Department of Engineering Science, Institute of Biomedical Engineering, University of Oxford, Oxford, UK.
Big Data Institute, Li Ka Shing Centre for Health Information and Discovery, University of Oxford, Oxford, UK.
Mol Syst Biol. 2020 Mar;16(3):e9083. doi: 10.15252/msb.20199083.

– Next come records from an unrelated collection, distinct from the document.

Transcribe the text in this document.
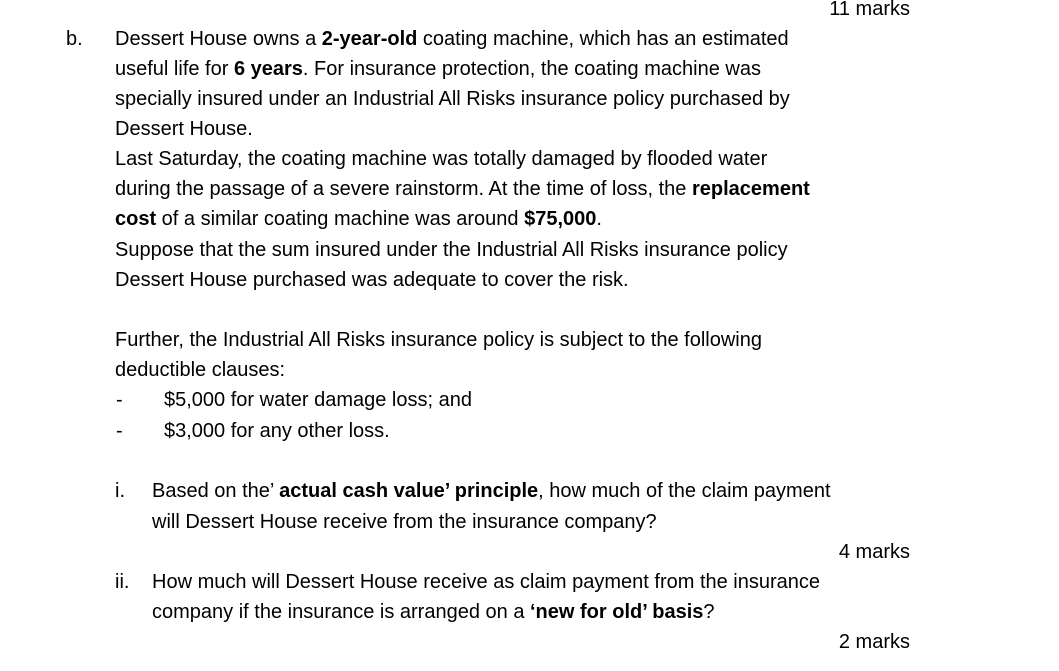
11 marks
b. Dessert House owns a 2-year-old coating machine, which has an estimated
useful life for 6 years. For insurance protection, the coating machine was
specially insured under an Industrial All Risks insurance policy purchased by
Dessert House.
Last Saturday, the coating machine was totally damaged by flooded water
during the passage of a severe rainstorm. At the time of loss, the replacement
cost of a similar coating machine was around $75,000.
Suppose that the sum insured under the Industrial All Risks insurance policy
Dessert House purchased was adequate to cover the risk.
Further, the Industrial All Risks insurance policy is subject to the following
deductible clauses:
- $5,000 for water damage loss; and
- $3,000 for any other loss.
i. Based on the’ actual cash value’ principle, how much of the claim payment
will Dessert House receive from the insurance company?
4 marks
ii. How much will Dessert House receive as claim payment from the insurance
company if the insurance is arranged on a ‘new for old’ basis?
2 marks
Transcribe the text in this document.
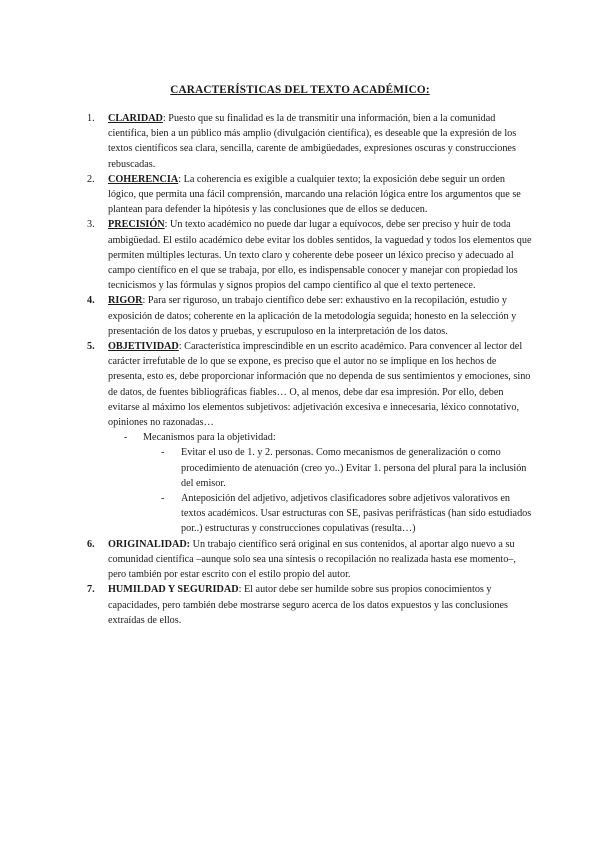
CARACTERÍSTICAS DEL TEXTO ACADÉMICO:

1. CLARIDAD: Puesto que su finalidad es la de transmitir una información, bien a la comunidad científica, bien a un público más amplio (divulgación científica), es deseable que la expresión de los textos científicos sea clara, sencilla, carente de ambigüedades, expresiones oscuras y construcciones rebuscadas.

2. COHERENCIA: La coherencia es exigible a cualquier texto; la exposición debe seguir un orden lógico, que permita una fácil comprensión, marcando una relación lógica entre los argumentos que se plantean para defender la hipótesis y las conclusiones que de ellos se deducen.

3. PRECISIÓN: Un texto académico no puede dar lugar a equívocos, debe ser preciso y huir de toda ambigüedad. El estilo académico debe evitar los dobles sentidos, la vaguedad y todos los elementos que permiten múltiples lecturas. Un texto claro y coherente debe poseer un léxico preciso y adecuado al campo científico en el que se trabaja, por ello, es indispensable conocer y manejar con propiedad los tecnicismos y las fórmulas y signos propios del campo científico al que el texto pertenece.

4. RIGOR: Para ser riguroso, un trabajo científico debe ser: exhaustivo en la recopilación, estudio y exposición de datos; coherente en la aplicación de la metodología seguida; honesto en la selección y presentación de los datos y pruebas, y escrupuloso en la interpretación de los datos.

5. OBJETIVIDAD: Característica imprescindible en un escrito académico. Para convencer al lector del carácter irrefutable de lo que se expone, es preciso que el autor no se implique en los hechos de presenta, esto es, debe proporcionar información que no dependa de sus sentimientos y emociones, sino de datos, de fuentes bibliográficas fiables… O, al menos, debe dar esa impresión. Por ello, deben evitarse al máximo los elementos subjetivos: adjetivación excesiva e innecesaria, léxico connotativo, opiniones no razonadas…

- Mecanismos para la objetividad:
- Evitar el uso de 1. y 2. personas. Como mecanismos de generalización o como procedimiento de atenuación (creo yo..) Evitar 1. persona del plural para la inclusión del emisor.
- Anteposición del adjetivo, adjetivos clasificadores sobre adjetivos valorativos en textos académicos. Usar estructuras con SE, pasivas perifrásticas (han sido estudiados por..) estructuras y construcciones copulativas (resulta…)

6. ORIGINALIDAD: Un trabajo científico será original en sus contenidos, al aportar algo nuevo a su comunidad científica –aunque solo sea una síntesis o recopilación no realizada hasta ese momento–, pero también por estar escrito con el estilo propio del autor.

7. HUMILDAD Y SEGURIDAD: El autor debe ser humilde sobre sus propios conocimientos y capacidades, pero también debe mostrarse seguro acerca de los datos expuestos y las conclusiones extraídas de ellos.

Characterising context-dependent gene functions is crucial for understanding the genetic bases of health and disease. To date, inference of gene functions from large-scale genetic perturbation screens is based on ad hoc analysis pipelines involving unsupervised clustering and functional enrichment. We present Knowledge- and Context-driven Machine Learning (KCML), a framework that systematically predicts multiple context-specific functions for a given gene based on the similarity of its perturbation phenotype to those with known function. As a proof of concept, we test KCML on three datasets describing phenotypes at the molecular, cellular and population levels and show that it outperforms traditional analysis pipelines. In particular, KCML identified an abnormal multicellular organisation phenotype associated with the depletion of olfactory receptors, and TGFβ and WNT signalling genes in colorectal cancer cells. We validate these predictions in colorectal cancer patients and show that olfactory receptors expression is predictive of worse patient outcomes. These results highlight KCML as a systematic framework for discovering novel scale-crossing and context-dependent gene functions. KCML is highly generalisable and applicable to various large-scale genetic perturbation screens.
从大规模遗传干扰筛选中推断基因功能,关键在于了解健康和疾病的遗传基础。迄今为止,这种推断主要依赖于特定于分析流程的无监督聚类和功能富集。我们提出了知识和上下文驱动的机器学习(KCML),这是一种基于干扰表型与已知功能基因相似性,为给定基因系统地预测多种特定上下文功能的框架。作为概念验证,我们在三个描述分子、细胞和群体水平表型的数据集上测试了 KCML,并表明它优于传统的分析流程。特别是,KCML 鉴定出一种与嗅觉受体耗竭、结直肠癌细胞中 TGFβ 和 WNT 信号基因相关的异常多细胞组织表型。我们在结直肠癌患者中验证了这些预测,并表明嗅觉受体的表达与患者预后不良相关。这些结果突出了 KCML 作为一种发现新的跨尺度和上下文相关基因功能的系统框架。KCML 具有高度的通用性,适用于各种大规模遗传干扰筛选。